Деньги — это человеческое счастье in abstracto; так что человек, который больше не способен наслаждаться им in concrete, отдает им все свое сердце.
Угрюмость и меланхолия очень противоположны по своей природе; и меланхолия более тесно связана со счастьем, чем с угрюмостью. Меланхолия притягивает; угрюмость отталкивает. Ипохондрия не только делает нас необоснованно раздражительными и злыми по поводу вещей, касающихся настоящего; не только наполняет нас беспричинными страхами воображаемых неудач в будущем; но также заставляет нас несправедливо упрекать себя относительно наших действий в прошлом.
Ипохондрия заставляет человека всегда искать и ломать голову над вещами, которые либо раздражают, либо мучают его. Причина этого — внутренняя болезненная депрессия, часто сочетающаяся с внутренней беспокойностью, которая является темпераментной; когда обе развиты до предела, результатом является самоубийство.
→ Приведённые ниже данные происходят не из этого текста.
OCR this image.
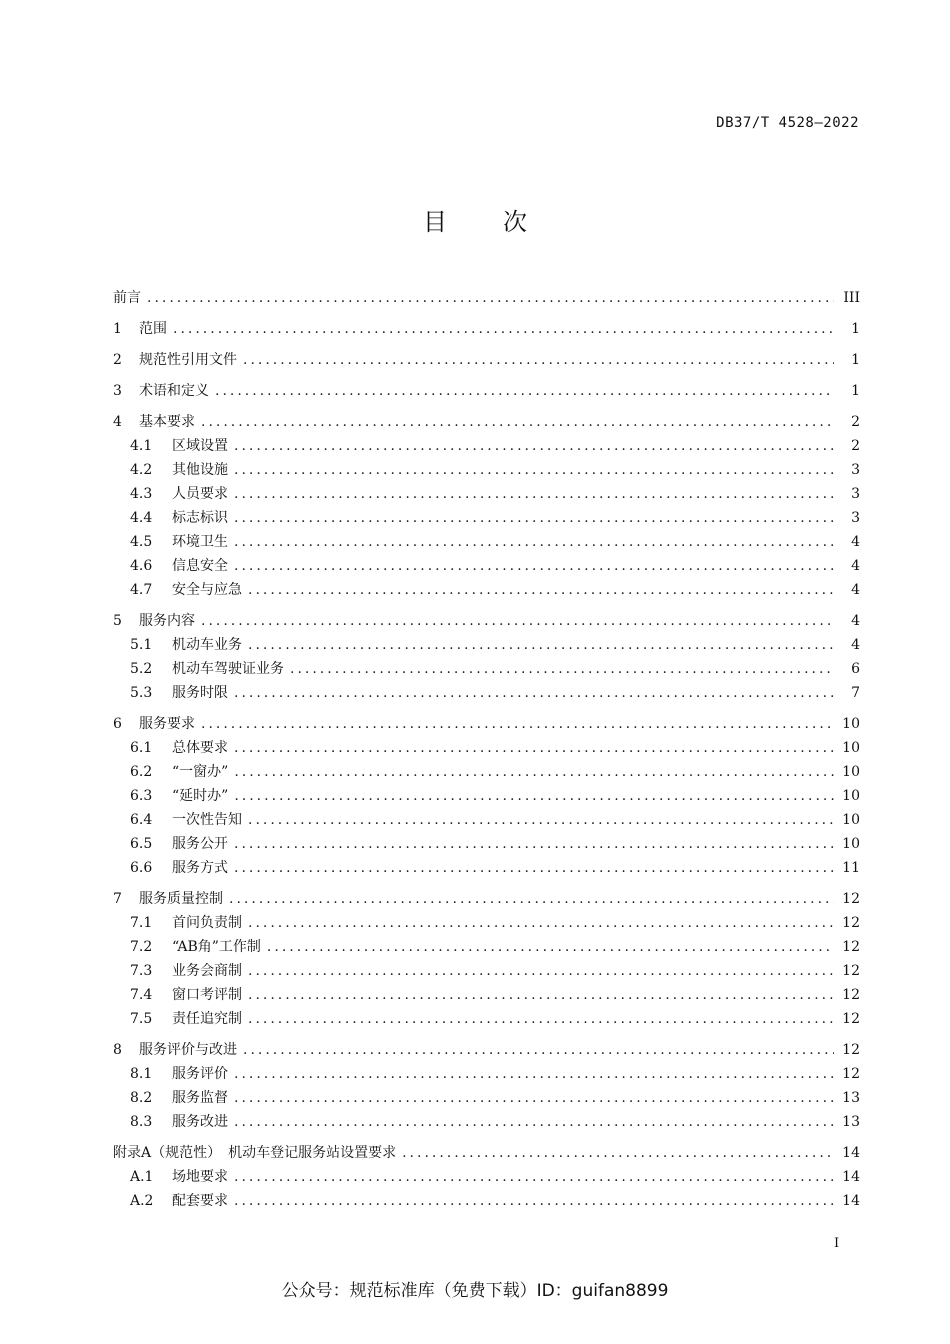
DB37/T 4528—2022
目次
前言 .....	III
1	范围 .....	1
2	规范性引用文件 .....	1
3	术语和定义 .....	1
4	基本要求 .....	2
4.1	区域设置 .....	2
4.2	其他设施 .....	3
4.3	人员要求 .....	3
4.4	标志标识 .....	3
4.5	环境卫生 .....	4
4.6	信息安全 .....	4
4.7	安全与应急 .....	4
5	服务内容 .....	4
5.1	机动车业务 .....	4
5.2	机动车驾驶证业务 .....	6
5.3	服务时限 .....	7
6	服务要求 .....	10
6.1	总体要求 .....	10
6.2	“一窗办” .....	10
6.3	“延时办” .....	10
6.4	一次性告知 .....	10
6.5	服务公开 .....	10
6.6	服务方式 .....	11
7	服务质量控制 .....	12
7.1	首问负责制 .....	12
7.2	“AB角”工作制 .....	12
7.3	业务会商制 .....	12
7.4	窗口考评制 .....	12
7.5	责任追究制 .....	12
8	服务评价与改进 .....	12
8.1	服务评价 .....	12
8.2	服务监督 .....	13
8.3	服务改进 .....	13
附录A（规范性）　机动车登记服务站设置要求 .....	14
A.1	场地要求 .....	14
A.2	配套要求 .....	14
I
公众号：规范标准库（免费下载）ID：guifan8899
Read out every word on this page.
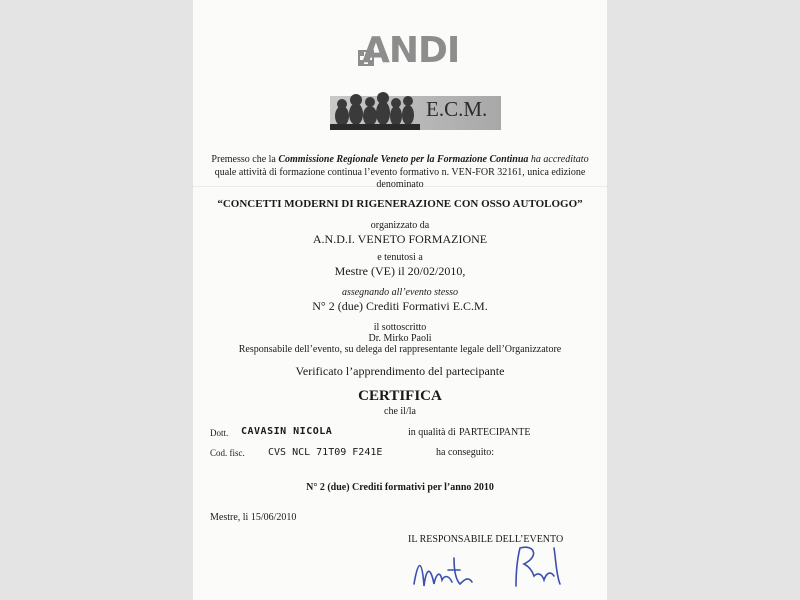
ANDI
E.C.M.
Premesso che la Commissione Regionale Veneto per la Formazione Continua ha accreditato
quale attività di formazione continua l’evento formativo n. VEN-FOR 32161, unica edizione
denominato
“CONCETTI MODERNI DI RIGENERAZIONE CON OSSO AUTOLOGO”
organizzato da
A.N.D.I. VENETO FORMAZIONE
e tenutosi a
Mestre (VE) il 20/02/2010,
assegnando all’evento stesso
N° 2 (due) Crediti Formativi E.C.M.
il sottoscritto
Dr. Mirko Paoli
Responsabile dell’evento, su delega del rappresentante legale dell’Organizzatore
Verificato l’apprendimento del partecipante
CERTIFICA
che il/la
Dott. CAVASIN NICOLA	in qualità di PARTECIPANTE
Cod. fisc. CVS NCL 71T09 F241E	ha conseguito:
N° 2 (due) Crediti formativi per l’anno 2010
Mestre, li 15/06/2010
IL RESPONSABILE DELL’EVENTO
Что делает человека черствым, так это то, что каждый человек имеет, или воображает, что имеет, достаточно собственных проблем, чтобы их нести. Вот почему люди, помещенные в более счастливые обстоятельства, чем те, к которым они привыкли, сочувственны и милосердны. Но люди, которые всегда были помещены в счастливые обстоятельства, часто являются противоположностью; они стали настолько отчужденными от страданий, что больше не имеют никакого сочувствия к ним; и отсюда случается, что бедные иногда проявляют себя более благожелательными, чем богатые.
С другой стороны, что делает человека таким очень любопытным, как можно видеть по тому, как он будет шпионить за делами других людей, — это скука, состояние, которое диаметрально противоположно страданию; — хотя зависть также часто помогает в создании любопытства.
Временами кажется, что мы желаем чего-то и в то же время не желаем этого, так что мы одновременно и довольны, и обеспокоены этим. Например, если мы должны пройти какое-то решающее испытание в каком-то деле, в котором выйти победителем для нас очень важно; мы оба желаем, чтобы время испытания было здесь, и все же боимся идеи его прихода. Если случается, что время, на один раз, откладывается, мы и довольны, и огорчены, ибо хотя отсрочка была неожиданной, она, однако, дает нам мгновенное облегчение. У нас есть такой же вид чувства, когда мы ожидаем важное письмо, содержащее какое-то решение момента, и оно не приходит.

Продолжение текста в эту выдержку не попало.